Relative power of various queries
As they solve iterated products problem, polynomial sized circuits are not learnable using random examples. By modifying the circuits to encode the ckt at certain fixed points, ye get a class learnable with namq but not with random examples alone.
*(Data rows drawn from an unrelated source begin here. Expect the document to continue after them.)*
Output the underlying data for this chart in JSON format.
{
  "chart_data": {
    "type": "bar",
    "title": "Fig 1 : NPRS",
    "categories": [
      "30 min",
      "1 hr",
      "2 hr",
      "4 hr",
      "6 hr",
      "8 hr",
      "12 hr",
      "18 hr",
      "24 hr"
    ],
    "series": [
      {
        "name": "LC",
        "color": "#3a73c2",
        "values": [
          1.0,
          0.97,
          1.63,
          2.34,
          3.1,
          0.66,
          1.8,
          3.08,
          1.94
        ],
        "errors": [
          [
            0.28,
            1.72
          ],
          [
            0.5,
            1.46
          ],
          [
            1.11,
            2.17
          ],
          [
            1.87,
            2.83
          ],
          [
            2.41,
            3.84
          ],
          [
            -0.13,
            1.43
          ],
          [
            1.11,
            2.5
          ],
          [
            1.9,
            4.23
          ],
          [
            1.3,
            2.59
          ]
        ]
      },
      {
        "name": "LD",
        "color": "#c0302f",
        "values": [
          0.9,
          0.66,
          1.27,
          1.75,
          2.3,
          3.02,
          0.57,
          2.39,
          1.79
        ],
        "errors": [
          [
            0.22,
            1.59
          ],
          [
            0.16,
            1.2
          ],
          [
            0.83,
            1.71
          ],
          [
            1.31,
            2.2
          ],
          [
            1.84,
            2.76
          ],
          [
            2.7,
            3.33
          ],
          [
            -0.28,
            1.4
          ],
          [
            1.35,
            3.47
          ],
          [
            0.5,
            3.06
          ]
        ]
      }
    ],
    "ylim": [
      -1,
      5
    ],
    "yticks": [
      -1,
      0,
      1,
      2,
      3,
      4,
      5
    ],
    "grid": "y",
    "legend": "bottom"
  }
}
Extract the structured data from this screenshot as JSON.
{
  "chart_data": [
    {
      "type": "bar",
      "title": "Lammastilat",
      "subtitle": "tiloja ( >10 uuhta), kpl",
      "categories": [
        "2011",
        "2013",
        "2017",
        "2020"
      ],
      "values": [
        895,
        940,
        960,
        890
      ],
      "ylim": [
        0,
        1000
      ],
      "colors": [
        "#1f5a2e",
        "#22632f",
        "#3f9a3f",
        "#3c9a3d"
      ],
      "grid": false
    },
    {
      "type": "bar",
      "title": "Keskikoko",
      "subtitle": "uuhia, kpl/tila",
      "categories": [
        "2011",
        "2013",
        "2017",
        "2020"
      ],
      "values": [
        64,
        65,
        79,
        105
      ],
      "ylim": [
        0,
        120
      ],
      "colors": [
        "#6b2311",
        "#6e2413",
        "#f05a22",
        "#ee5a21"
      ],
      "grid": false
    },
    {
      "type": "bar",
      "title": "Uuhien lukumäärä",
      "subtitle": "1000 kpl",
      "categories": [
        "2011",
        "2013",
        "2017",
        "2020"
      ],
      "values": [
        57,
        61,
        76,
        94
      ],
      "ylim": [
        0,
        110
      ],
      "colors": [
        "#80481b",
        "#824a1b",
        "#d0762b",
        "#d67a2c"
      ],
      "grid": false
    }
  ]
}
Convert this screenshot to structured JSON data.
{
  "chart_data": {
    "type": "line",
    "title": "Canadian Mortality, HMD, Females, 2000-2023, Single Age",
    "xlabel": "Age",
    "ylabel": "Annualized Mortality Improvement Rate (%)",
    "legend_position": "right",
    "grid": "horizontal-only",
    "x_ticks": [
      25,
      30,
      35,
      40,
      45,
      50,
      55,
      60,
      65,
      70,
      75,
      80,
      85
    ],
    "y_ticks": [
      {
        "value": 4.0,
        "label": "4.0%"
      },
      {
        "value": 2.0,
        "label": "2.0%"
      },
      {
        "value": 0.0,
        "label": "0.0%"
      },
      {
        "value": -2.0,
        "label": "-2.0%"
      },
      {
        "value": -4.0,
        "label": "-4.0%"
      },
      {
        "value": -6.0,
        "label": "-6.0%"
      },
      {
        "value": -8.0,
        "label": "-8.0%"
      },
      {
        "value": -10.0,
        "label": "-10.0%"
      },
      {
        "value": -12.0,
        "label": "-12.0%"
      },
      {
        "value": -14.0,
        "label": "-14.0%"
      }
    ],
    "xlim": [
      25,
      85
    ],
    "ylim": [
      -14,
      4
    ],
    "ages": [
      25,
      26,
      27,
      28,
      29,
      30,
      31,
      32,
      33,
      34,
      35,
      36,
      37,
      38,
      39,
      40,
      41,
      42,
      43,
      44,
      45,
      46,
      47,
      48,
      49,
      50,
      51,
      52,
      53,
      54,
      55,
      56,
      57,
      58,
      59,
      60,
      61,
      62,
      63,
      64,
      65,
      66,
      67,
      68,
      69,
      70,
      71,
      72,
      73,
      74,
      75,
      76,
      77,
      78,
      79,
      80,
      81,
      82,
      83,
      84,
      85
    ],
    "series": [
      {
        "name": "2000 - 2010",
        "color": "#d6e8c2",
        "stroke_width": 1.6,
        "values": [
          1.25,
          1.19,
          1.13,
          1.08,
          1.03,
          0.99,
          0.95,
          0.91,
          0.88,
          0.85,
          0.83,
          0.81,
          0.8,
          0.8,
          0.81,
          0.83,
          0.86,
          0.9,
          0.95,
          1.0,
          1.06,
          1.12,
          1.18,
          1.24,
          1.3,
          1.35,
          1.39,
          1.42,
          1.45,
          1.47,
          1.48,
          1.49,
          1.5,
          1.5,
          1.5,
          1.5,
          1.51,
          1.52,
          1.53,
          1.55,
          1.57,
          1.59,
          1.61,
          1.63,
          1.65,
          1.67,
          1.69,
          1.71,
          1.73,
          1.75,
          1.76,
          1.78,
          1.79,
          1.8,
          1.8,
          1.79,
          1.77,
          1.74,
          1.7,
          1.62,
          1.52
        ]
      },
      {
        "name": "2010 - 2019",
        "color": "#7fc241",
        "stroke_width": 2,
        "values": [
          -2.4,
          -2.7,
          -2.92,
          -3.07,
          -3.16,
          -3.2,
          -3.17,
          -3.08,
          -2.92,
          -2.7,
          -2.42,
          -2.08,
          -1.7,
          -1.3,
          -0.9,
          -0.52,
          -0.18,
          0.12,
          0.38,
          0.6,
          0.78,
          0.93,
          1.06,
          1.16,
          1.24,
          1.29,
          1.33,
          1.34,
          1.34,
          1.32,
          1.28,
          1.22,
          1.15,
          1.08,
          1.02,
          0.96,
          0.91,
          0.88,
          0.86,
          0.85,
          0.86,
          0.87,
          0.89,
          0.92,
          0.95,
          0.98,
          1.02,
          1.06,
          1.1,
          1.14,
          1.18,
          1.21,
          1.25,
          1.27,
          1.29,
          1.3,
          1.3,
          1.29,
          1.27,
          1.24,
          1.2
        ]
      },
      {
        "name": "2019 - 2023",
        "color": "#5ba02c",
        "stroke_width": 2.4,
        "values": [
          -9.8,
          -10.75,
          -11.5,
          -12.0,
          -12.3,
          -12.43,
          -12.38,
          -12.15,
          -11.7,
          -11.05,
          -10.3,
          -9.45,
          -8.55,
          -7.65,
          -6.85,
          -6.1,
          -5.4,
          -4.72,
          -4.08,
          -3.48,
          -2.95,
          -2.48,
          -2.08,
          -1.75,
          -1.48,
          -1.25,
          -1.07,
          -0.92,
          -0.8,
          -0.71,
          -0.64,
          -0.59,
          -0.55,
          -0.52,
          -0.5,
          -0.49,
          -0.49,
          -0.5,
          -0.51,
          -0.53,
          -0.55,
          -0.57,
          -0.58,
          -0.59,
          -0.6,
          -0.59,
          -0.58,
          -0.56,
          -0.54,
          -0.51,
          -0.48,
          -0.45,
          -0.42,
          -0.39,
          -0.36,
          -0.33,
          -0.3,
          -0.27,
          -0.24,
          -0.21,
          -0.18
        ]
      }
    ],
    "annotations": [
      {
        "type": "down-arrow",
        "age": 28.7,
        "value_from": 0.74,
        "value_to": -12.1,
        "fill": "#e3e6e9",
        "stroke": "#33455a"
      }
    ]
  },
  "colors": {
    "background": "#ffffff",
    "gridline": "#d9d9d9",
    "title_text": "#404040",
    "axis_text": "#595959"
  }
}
By placing the encoding at varying locations, but encoding the location of the encodings at certain fixed points, ye get a class learnable with mq, but not with namq.
Attribute efficient (ae) learning
r: Number of relevant attributes. \ Alg is poly time, calls to oracle is \(p(r, |c|)h(n), h(n) = o(n)\).
Strong ae learning: \(h(n) = O((\log n)^{k})\). Or, calls to oracle polynomial in \(|c|\), not in n.